At a tactical level, it’s usually that there’s all these little disjointed bits and pieces that aren’t necessarily working together. But sometimes that kind of coalesces at a higher level about thinking about, really, if we make these one or two changes, either strategically or within our organization, we can have vastly improved results.
It’s not necessarily what you’re designing at an individual touch-point level. It’s probably pretty easy to look at what’s wrong at a particular touch-point level. It’s orchestrating how they all work together that is usually the more “aha” moment that you find.
Jared: This is just fascinating. I’m really excited about the workshop that you’re going to be doing at the UX Immersion Conference in Seattle, because I think really, it’s so often we get caught in the weeds and we are so looking at the details, and we’re trying to get the pixels right and we’re trying to get the buttons to be just the right size of our fingers and the flows to be so when we click here it goes there. But we don’t step back and say, “Wait a second. What is the user really trying to do here? What else has happened in their lives before they got here? Do we really have to ask this information? Have we asked it 10 times before?” All of those things.
Because of the way mobile is causing organizations to rethink, I think this topic is critically important, in a way that it’s never been before.

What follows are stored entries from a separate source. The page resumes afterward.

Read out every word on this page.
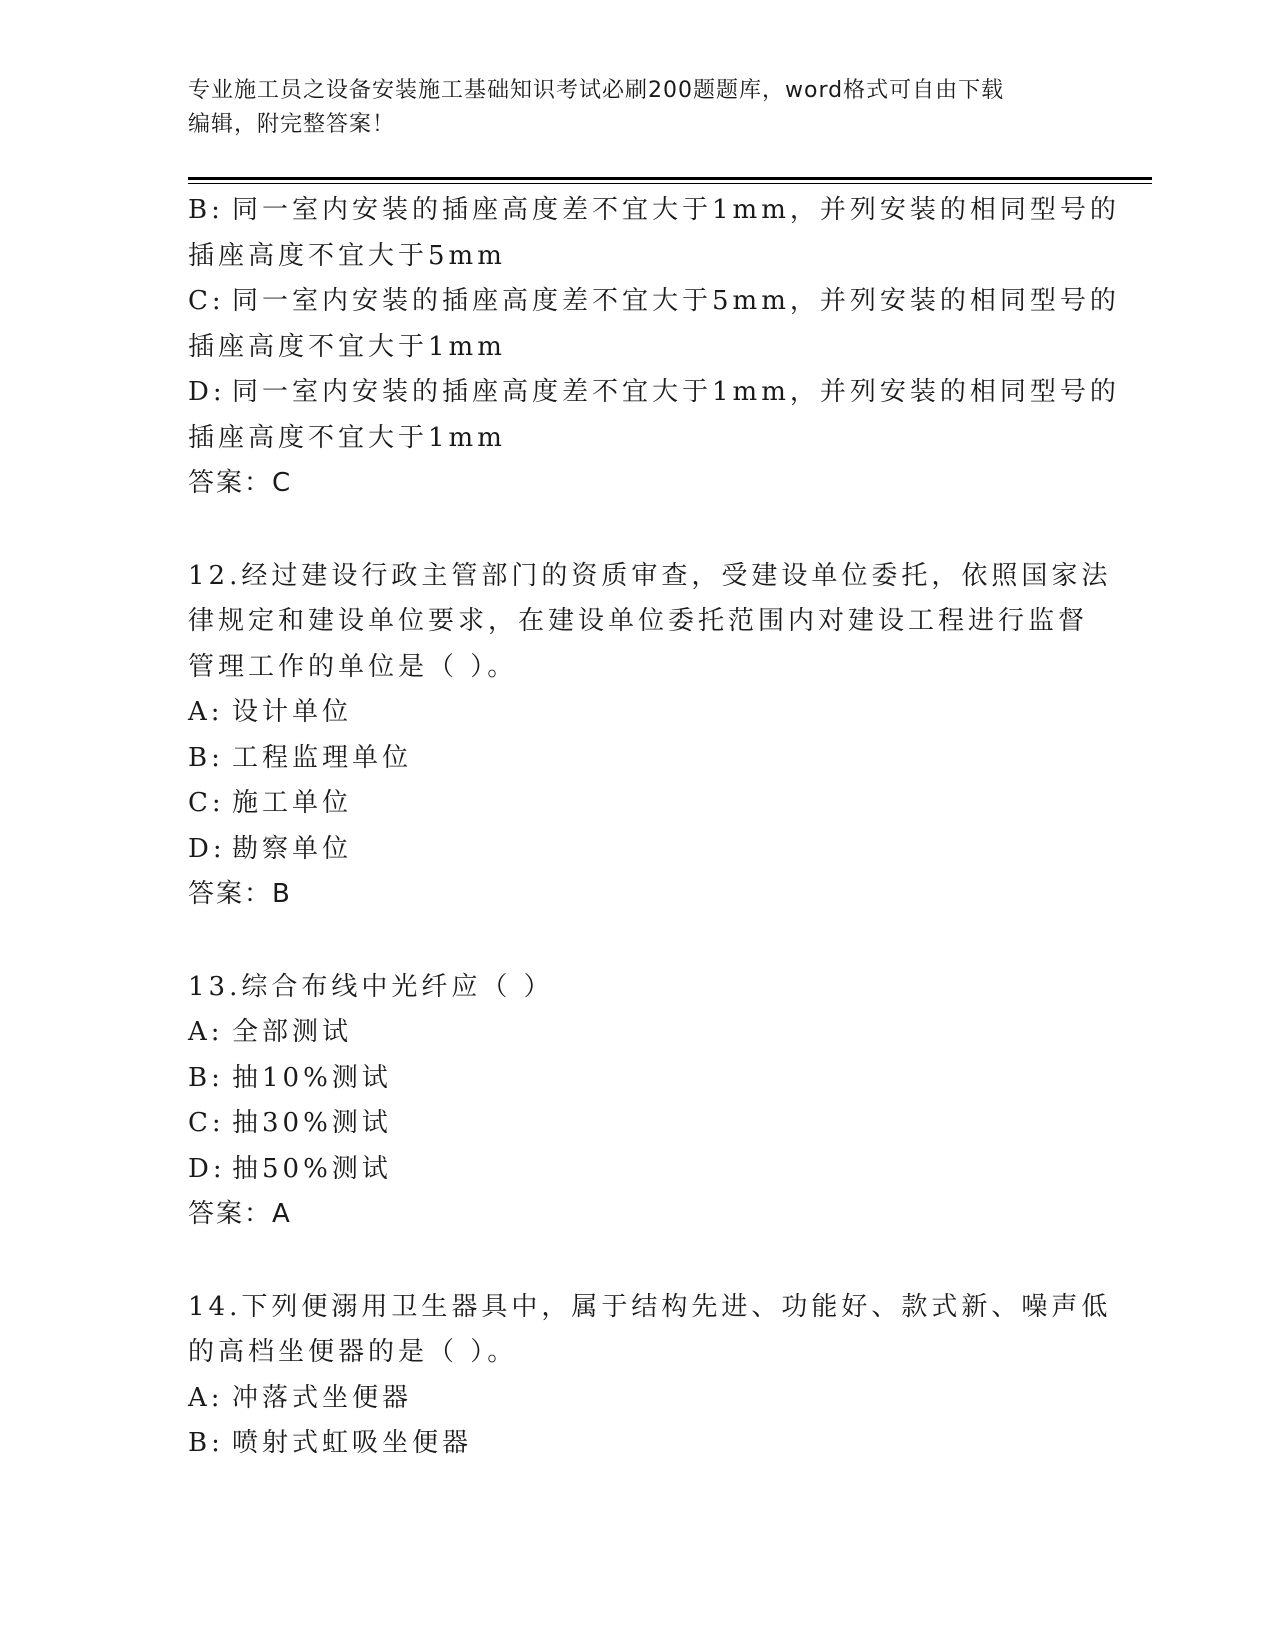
专业施工员之设备安装施工基础知识考试必刷200题题库，word格式可自由下载
编辑，附完整答案！
B: 同一室内安装的插座高度差不宜大于1mm，并列安装的相同型号的
插座高度不宜大于5mm
C: 同一室内安装的插座高度差不宜大于5mm，并列安装的相同型号的
插座高度不宜大于1mm
D: 同一室内安装的插座高度差不宜大于1mm，并列安装的相同型号的
插座高度不宜大于1mm
答案：C
12.经过建设行政主管部门的资质审查，受建设单位委托，依照国家法
律规定和建设单位要求，在建设单位委托范围内对建设工程进行监督
管理工作的单位是（ ）。
A: 设计单位
B: 工程监理单位
C: 施工单位
D: 勘察单位
答案：B
13.综合布线中光纤应（ ）
A: 全部测试
B: 抽10%测试
C: 抽30%测试
D: 抽50%测试
答案：A
14.下列便溺用卫生器具中，属于结构先进、功能好、款式新、噪声低
的高档坐便器的是（ ）。
A: 冲落式坐便器
B: 喷射式虹吸坐便器
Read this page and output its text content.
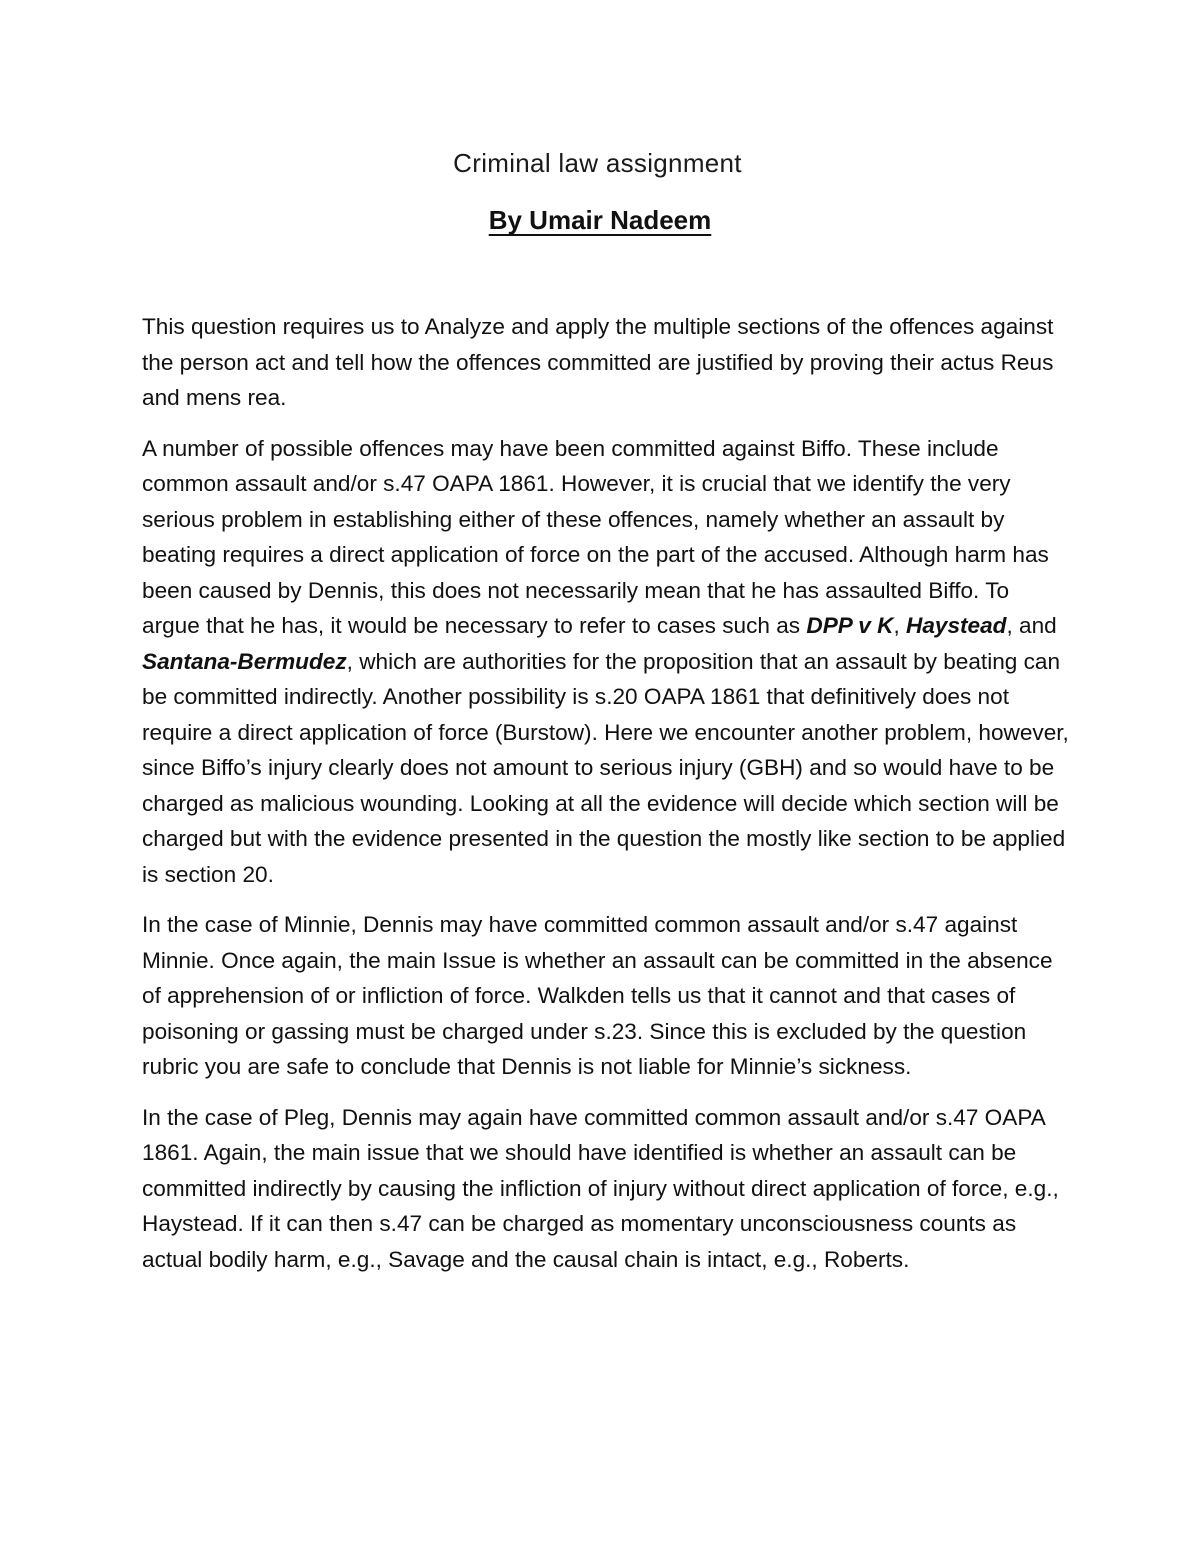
Criminal law assignment
By Umair Nadeem

This question requires us to Analyze and apply the multiple sections of the offences against the person act and tell how the offences committed are justified by proving their actus Reus and mens rea.

A number of possible offences may have been committed against Biffo. These include common assault and/or s.47 OAPA 1861. However, it is crucial that we identify the very serious problem in establishing either of these offences, namely whether an assault by beating requires a direct application of force on the part of the accused. Although harm has been caused by Dennis, this does not necessarily mean that he has assaulted Biffo. To argue that he has, it would be necessary to refer to cases such as DPP v K, Haystead, and Santana-Bermudez, which are authorities for the proposition that an assault by beating can be committed indirectly. Another possibility is s.20 OAPA 1861 that definitively does not require a direct application of force (Burstow). Here we encounter another problem, however, since Biffo’s injury clearly does not amount to serious injury (GBH) and so would have to be charged as malicious wounding. Looking at all the evidence will decide which section will be charged but with the evidence presented in the question the mostly like section to be applied is section 20.

In the case of Minnie, Dennis may have committed common assault and/or s.47 against Minnie. Once again, the main Issue is whether an assault can be committed in the absence of apprehension of or infliction of force. Walkden tells us that it cannot and that cases of poisoning or gassing must be charged under s.23. Since this is excluded by the question rubric you are safe to conclude that Dennis is not liable for Minnie’s sickness.

In the case of Pleg, Dennis may again have committed common assault and/or s.47 OAPA 1861. Again, the main issue that we should have identified is whether an assault can be committed indirectly by causing the infliction of injury without direct application of force, e.g., Haystead. If it can then s.47 can be charged as momentary unconsciousness counts as actual bodily harm, e.g., Savage and the causal chain is intact, e.g., Roberts.
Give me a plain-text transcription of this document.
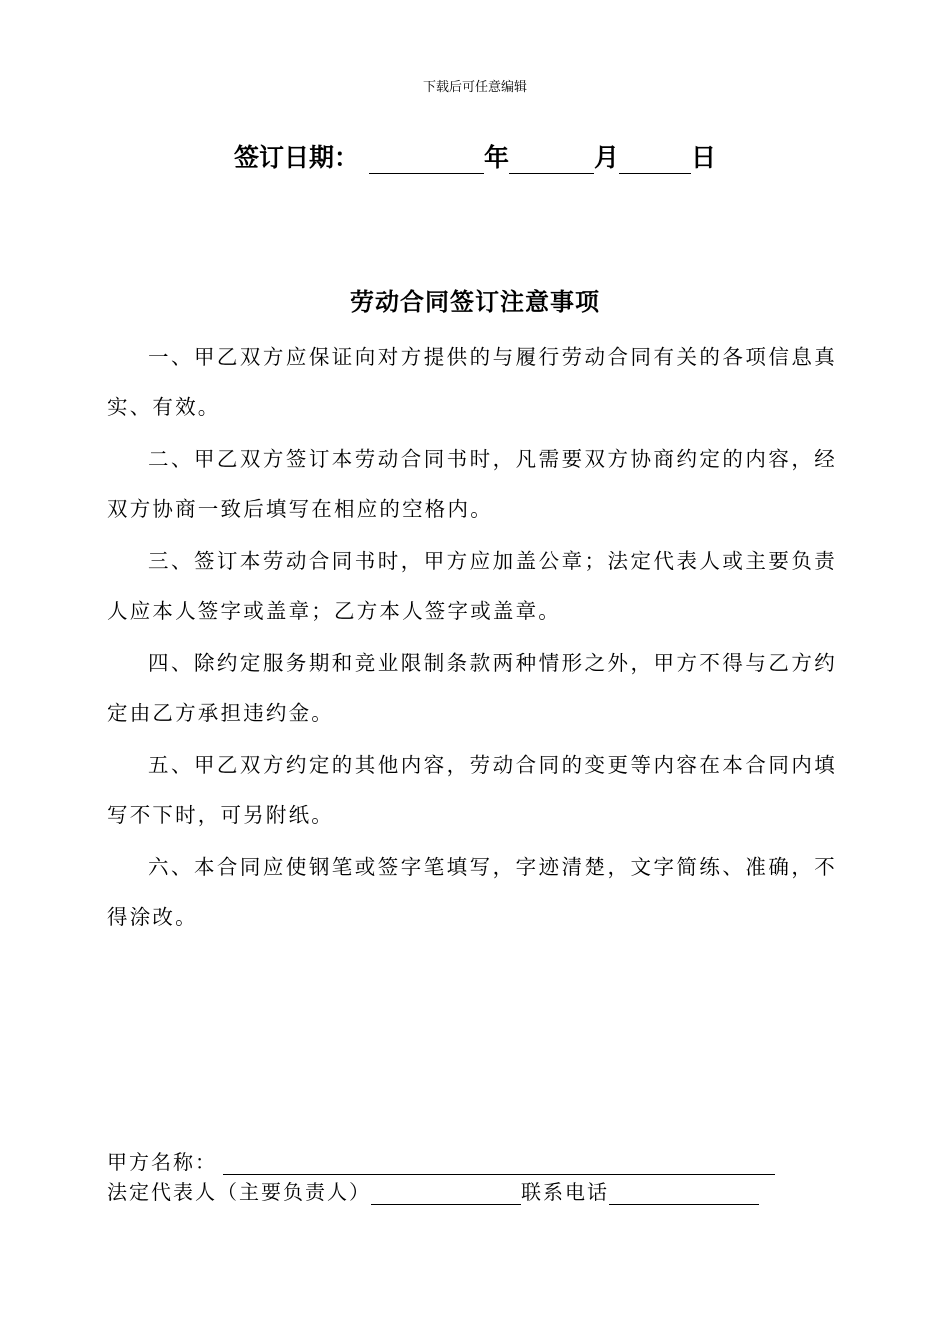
下载后可任意编辑
签订日期：	年	月	日
劳动合同签订注意事项

一、甲乙双方应保证向对方提供的与履行劳动合同有关的各项信息真实、有效。

二、甲乙双方签订本劳动合同书时，凡需要双方协商约定的内容，经双方协商一致后填写在相应的空格内。

三、签订本劳动合同书时，甲方应加盖公章；法定代表人或主要负责人应本人签字或盖章；乙方本人签字或盖章。

四、除约定服务期和竞业限制条款两种情形之外，甲方不得与乙方约定由乙方承担违约金。

五、甲乙双方约定的其他内容，劳动合同的变更等内容在本合同内填写不下时，可另附纸。

六、本合同应使钢笔或签字笔填写，字迹清楚，文字简练、准确，不得涂改。

甲方名称：
法定代表人（主要负责人）	联系电话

Chris: Yeah. The timing’s good. I’m really looking forward to giving the workshop, because I realize that a lot of our initiatives come from a mobile starting point. They’re looking at their mobile strategy and they talk to us, and it’s really when we realize that, except for the occasional startup that you’re looking at, but mobile rarely exists in a vacuum without touching other channels from the organization.
It really started to make sense to think about this activity from a mobile context, so that people who are in charge of mobile can realize and start to understand to design for that, knowing that it’s going to have an impact on other parts of the organization.
Jared: Very cool. Chris, thanks for taking the time today, and I’m looking forward to your workshop.
Chris: Thank you. I’m really looking forward to it. Thanks a lot.